Марина подошла к раненому и спросила тихо:
— Может, на кровать перейдёте. Я вам постель приготовила…
Раненый поднялся на локти, вглядываясь.
— Марина?!
— Михаил?.. Швыдак?
Запёкшиеся губы раненого скривились в горькую улыбку.
— Вон как, брат, пришлось встретиться.
Гриша поднял голову. Вот так встреча, действительно! Да это же тот командир, который Грише звёздочку подарил. Видно, не пробился к своим, в лесах застрял.
— Такие дела, Марина. Кто знал, что так встретимся? Думали вы нас на белых конях, как победителей, встречать, а оно, видишь…
— Ничего, Михаил. Придёт время — будут ещё и белые кони… Болит?

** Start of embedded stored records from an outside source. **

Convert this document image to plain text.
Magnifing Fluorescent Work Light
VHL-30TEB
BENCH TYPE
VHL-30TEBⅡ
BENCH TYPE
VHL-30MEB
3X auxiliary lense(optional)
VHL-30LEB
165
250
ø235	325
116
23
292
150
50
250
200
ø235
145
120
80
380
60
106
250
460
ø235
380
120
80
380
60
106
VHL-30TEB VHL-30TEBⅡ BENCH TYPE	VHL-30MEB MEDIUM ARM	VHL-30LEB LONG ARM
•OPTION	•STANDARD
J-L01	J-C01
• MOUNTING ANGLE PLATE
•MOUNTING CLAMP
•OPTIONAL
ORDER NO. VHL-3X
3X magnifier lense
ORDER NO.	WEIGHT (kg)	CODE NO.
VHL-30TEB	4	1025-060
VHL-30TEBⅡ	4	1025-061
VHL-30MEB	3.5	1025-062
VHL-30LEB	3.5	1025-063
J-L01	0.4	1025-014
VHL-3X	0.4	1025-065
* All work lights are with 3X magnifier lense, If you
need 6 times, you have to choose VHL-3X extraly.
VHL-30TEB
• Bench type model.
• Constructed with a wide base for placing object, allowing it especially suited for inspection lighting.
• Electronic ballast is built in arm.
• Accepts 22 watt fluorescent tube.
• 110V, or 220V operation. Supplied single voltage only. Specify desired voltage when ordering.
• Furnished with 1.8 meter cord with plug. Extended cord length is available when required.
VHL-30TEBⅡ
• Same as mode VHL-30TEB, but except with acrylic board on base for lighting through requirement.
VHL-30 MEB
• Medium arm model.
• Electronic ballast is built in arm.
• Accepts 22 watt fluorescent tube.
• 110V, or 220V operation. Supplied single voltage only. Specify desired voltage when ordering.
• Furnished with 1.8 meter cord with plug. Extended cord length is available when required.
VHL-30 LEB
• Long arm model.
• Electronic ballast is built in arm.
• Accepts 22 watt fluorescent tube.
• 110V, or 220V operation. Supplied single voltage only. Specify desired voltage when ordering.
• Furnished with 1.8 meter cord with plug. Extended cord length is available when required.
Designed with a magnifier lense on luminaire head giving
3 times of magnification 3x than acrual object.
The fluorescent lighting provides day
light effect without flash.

— Горит… Мне в лесу перевязку сделали. Теперь порядок.
— Какой там порядок! У вас жар. На кровать вам надо, там мягче.
— Лучше бы в сарай, на сено…
— У нас нет немцев.
— Нет — будут.
— Уже были.
— Вот видите… А теперь, наверное, зашевелились и недруги скрытые наши. В полицаи готовятся…
— Ещё пока не назначали.
Марина уговорила-таки Михаила, помогла перебраться на кровать, накормила его, укутала ватником раненую ногу, чтоб тепло было.
— Ну, спокойной ночи, Михаил. Нам с вами рано вставать.
— Спокойной ночи, Марина.
Бабуся стонала, ворочалась с боку на бок, но глаз не открывала. Пусть думают, что она спит. Так будет спокойнее невестке.
Марина встала рано, ещё солнце не всходило, — возилась возле печи. И Михаил давно уже не спал, лежал молча, тихо. Но скрипнула кровать, и Марина отозвалась:
— Вы не спите?
— На том свете высплюсь, — грустно пошутил Михаил. Добавил обычное: — Порядок! Чего там…
Марина поставила перед ним картошку с жареным салом, солёные огурцы. Гость потянул носом, улыбнулся.
— Благодать. Картошечка. Будто нет ни войны, ни смертей. Лежи, картошечку ешь, кому война, а кому мать родна.
— Конечно. Особенно вам «благодать»… Завтракайте… В дорогу пора.
Когда Михаил поел, Марина разбудила Гришу.
— Куда это, мама, в такую рань?
— Вставай, сынок, надо собираться в дорогу. — И мать тихо скрипнула дверьми.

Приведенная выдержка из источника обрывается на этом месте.